A strange musical being from whom no high-concept conceit should come as a surprise, Björk returns with an album made almost entirely with the human voice. It's both more and less unusual than it sounds: On the surface, Medulla swoops and hums like a typical Björk album, showcasing her spastic and solemn sides in dramatic songs that suck up all the air around them. The denser tracks feature swaths of voices in unorthodox settings—odd choral chants, human-beatbox drum lines, nasal noise riffs—but they basically mimic the avant-pop backings that first made Björk a futuristic throwback to crooner-era swing, Bollywood soundtracks, hyperactive jungle, and fidgety glitch electronica.

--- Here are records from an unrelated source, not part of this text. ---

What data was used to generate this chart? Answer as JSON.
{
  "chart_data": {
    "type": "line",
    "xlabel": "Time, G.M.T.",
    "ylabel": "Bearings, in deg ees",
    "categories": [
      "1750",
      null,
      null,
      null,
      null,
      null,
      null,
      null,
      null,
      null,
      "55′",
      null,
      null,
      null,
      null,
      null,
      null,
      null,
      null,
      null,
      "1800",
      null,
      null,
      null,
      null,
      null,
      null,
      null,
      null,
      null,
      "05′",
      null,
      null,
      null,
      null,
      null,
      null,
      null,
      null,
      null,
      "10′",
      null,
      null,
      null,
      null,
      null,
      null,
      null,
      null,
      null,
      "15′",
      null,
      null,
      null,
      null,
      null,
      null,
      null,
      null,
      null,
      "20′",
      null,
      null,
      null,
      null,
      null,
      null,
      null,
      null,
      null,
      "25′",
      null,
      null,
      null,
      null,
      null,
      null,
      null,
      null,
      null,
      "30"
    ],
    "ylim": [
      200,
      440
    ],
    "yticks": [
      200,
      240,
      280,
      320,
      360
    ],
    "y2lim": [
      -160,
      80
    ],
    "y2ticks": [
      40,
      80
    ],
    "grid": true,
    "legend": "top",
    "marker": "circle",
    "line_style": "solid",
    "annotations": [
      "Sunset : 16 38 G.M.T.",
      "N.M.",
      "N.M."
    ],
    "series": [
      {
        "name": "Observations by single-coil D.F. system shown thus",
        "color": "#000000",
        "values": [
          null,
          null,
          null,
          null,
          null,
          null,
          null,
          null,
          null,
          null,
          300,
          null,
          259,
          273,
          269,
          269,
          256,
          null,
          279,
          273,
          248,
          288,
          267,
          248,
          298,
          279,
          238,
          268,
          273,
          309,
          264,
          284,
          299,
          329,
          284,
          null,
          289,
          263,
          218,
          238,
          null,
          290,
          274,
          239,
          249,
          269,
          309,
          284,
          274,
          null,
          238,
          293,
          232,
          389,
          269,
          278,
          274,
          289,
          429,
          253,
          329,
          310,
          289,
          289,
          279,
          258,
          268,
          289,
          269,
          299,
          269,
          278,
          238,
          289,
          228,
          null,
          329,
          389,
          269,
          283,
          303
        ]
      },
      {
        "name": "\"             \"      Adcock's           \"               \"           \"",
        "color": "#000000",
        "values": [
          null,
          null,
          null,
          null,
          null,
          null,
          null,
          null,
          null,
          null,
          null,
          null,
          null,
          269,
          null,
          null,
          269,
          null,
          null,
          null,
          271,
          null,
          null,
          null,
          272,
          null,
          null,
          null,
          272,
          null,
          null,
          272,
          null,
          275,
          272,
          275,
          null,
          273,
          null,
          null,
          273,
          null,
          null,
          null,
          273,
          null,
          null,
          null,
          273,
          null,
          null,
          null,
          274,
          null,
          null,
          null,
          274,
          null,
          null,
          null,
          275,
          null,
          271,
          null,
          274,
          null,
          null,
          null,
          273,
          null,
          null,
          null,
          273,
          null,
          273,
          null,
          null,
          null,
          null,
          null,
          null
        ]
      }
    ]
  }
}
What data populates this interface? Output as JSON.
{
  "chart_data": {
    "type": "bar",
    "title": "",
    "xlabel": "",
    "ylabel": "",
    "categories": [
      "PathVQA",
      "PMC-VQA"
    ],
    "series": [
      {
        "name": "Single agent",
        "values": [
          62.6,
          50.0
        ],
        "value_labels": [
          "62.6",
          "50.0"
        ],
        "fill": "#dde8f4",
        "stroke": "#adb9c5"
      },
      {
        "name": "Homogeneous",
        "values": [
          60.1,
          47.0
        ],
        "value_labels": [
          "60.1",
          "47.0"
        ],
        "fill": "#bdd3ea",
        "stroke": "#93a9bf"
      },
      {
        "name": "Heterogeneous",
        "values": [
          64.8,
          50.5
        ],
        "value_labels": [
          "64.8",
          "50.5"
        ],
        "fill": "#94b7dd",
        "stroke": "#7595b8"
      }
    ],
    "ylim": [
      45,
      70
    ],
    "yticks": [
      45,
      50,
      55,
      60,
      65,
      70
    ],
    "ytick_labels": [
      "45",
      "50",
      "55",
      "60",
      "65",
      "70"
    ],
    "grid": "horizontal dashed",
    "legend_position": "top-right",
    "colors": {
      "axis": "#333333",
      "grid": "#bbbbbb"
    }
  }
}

Once its novelty factor fades, Medulla settles down as a stirring, nuanced album that takes a while to take hold. A few pop songs ("Who Is It," "Triumph Of A Heart") shout out for notice, but more common are pensive mood pieces that sound more like studies than songs. "Pleasure Is All Mine" opens with Björk wide-eyed beside an ancient-sounding swirl tended by The Icelandic Choir, hip-hop beatboxer Rahzel, Inuit throat singer Tagaq, and art-rock spaz Mike Patton. The gnostic spin carries through most of the record, but no amount of somberness can keep Björk tethered for long: By "Who Is It," she's soaring over the mouthy simulation of a buoyant dance track, swallowing her words and gargling their connotations in search of answers to questions that focus on everything and nothing. In "Desired Constellation," she throws a "palm full of stars… like dice" over a gorgeous glitch field. The electronic flourish strays from her organic vocal focus, but Björk summons the same kind of tingle with choral language in "Oceania," which finds The London Choir reacting to what sounds like a thrilling slow-motion circus act.
Some of Medulla's most striking moments play out in small scale: the stunning "Submarine" features little more than Björk and English rock shaman Robert Wyatt in interlocking harmonic moans, while "Ancestors" plays with a smatter of grunting goblin sounds and emotive whimpers. Sure to rankle those with even the slightest aversion to Björk's prim fancies, Medulla shows the singer in her weirdest and least immediately rewarding form yet. Once perceptions and expectations settle out, however, the album proves arrestingly in thrall to its own twisted tongue.